Con: The miniature sexual harassment
Top Cow, in its first decade+ of publication, absolutely loved the idea of tiny demonic creature-freaks sexually harassing a cool, hot babe. It happens here, above, where Sara is called a skank by one of Jackie’s Darkness creatures. It happens elsewhere (such as below) in Witchblade Animated. It happens in 1999’s Spirit of the Tao issue twelve, and it happens in 1997’s Ghost Rider/Ballistic — each a different woman being harassed by a different man’s different mini-beasts. What the fuck was happening, and where did this obsession come from? Billy Tan and D-Tron were both involved in these two earlier examples, though they were working from a Warren Ellis script in the crossover; I haven’t made a full survey of Top Cow’s entire library to check the responsibility as a whole. These examples are simply from the randomly picked bargain-bin back issues I happen to have read in the first five weeks of this year. What on earth was at the root here?
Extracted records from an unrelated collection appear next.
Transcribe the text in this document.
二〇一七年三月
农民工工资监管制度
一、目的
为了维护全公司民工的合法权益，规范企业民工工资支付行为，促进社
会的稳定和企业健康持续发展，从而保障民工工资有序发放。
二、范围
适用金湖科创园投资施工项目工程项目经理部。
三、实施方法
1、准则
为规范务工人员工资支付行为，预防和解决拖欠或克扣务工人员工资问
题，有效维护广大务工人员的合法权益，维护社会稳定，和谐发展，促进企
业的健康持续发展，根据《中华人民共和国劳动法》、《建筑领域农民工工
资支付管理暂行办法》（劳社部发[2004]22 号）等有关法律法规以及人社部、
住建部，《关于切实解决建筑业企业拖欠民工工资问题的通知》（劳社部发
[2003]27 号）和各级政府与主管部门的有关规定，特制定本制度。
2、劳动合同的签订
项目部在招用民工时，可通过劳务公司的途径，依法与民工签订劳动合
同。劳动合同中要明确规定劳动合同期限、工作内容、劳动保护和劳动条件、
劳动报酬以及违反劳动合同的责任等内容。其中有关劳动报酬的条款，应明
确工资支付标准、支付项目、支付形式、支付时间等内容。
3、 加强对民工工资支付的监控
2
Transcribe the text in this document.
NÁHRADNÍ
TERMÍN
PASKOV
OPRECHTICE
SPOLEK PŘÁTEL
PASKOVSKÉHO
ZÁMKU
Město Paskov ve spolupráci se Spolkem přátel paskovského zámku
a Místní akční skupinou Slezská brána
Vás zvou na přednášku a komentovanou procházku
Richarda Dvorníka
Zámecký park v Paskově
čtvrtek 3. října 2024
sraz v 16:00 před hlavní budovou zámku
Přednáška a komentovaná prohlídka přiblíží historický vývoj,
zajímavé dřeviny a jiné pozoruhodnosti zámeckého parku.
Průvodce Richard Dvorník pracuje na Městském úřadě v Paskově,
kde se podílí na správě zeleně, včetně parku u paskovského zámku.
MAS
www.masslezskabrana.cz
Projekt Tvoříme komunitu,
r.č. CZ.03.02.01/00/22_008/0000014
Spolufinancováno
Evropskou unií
It’s a relevant question, a relevant problem, because much like many Image founders’ pet titles, Witchblade had the ongoing problem of making me feel over-visible as a young female reader. It was a woman-led title about a tough cop with a magic weapon, but it was also a comic with a premise –said magic weapon– designed to allow the artist to get that strong female protagonist at least partially, impractically, and unprofessionally naked with stunning regularity. It was a book about an individualistic, brawler heroine who wore her hair in her face and her shirts hemmed to rib level. Sara Pezini was designed to win, but she was also designed to be made (sexually) uncomfortable for the viewing pleasure of grotty nerds. I saw the grotty nerds when I was buying my books. I knew who was looking. I knew they had the option to also look at me.
I could rely on Sara Pezini to make me feel capable, but I could also rely on her to make me feel pawed at. These little grabby freaks are something I’d have removed from the equation given my druthers, but since they’re there, they sure do work as a neat little metaphor for my teenaged experience with Top Cow and by extension, with “comics.” They could be a metaphor for Top Cow, too, whose books and covers continue to centre physically powerful, beauty-idealised women but which have taken a notable turn away from the unforgivingly horny demands of 2003. For me, for the publisher, for Sara — a lot of things clawed and pulled and were gross… but the heroine persisted.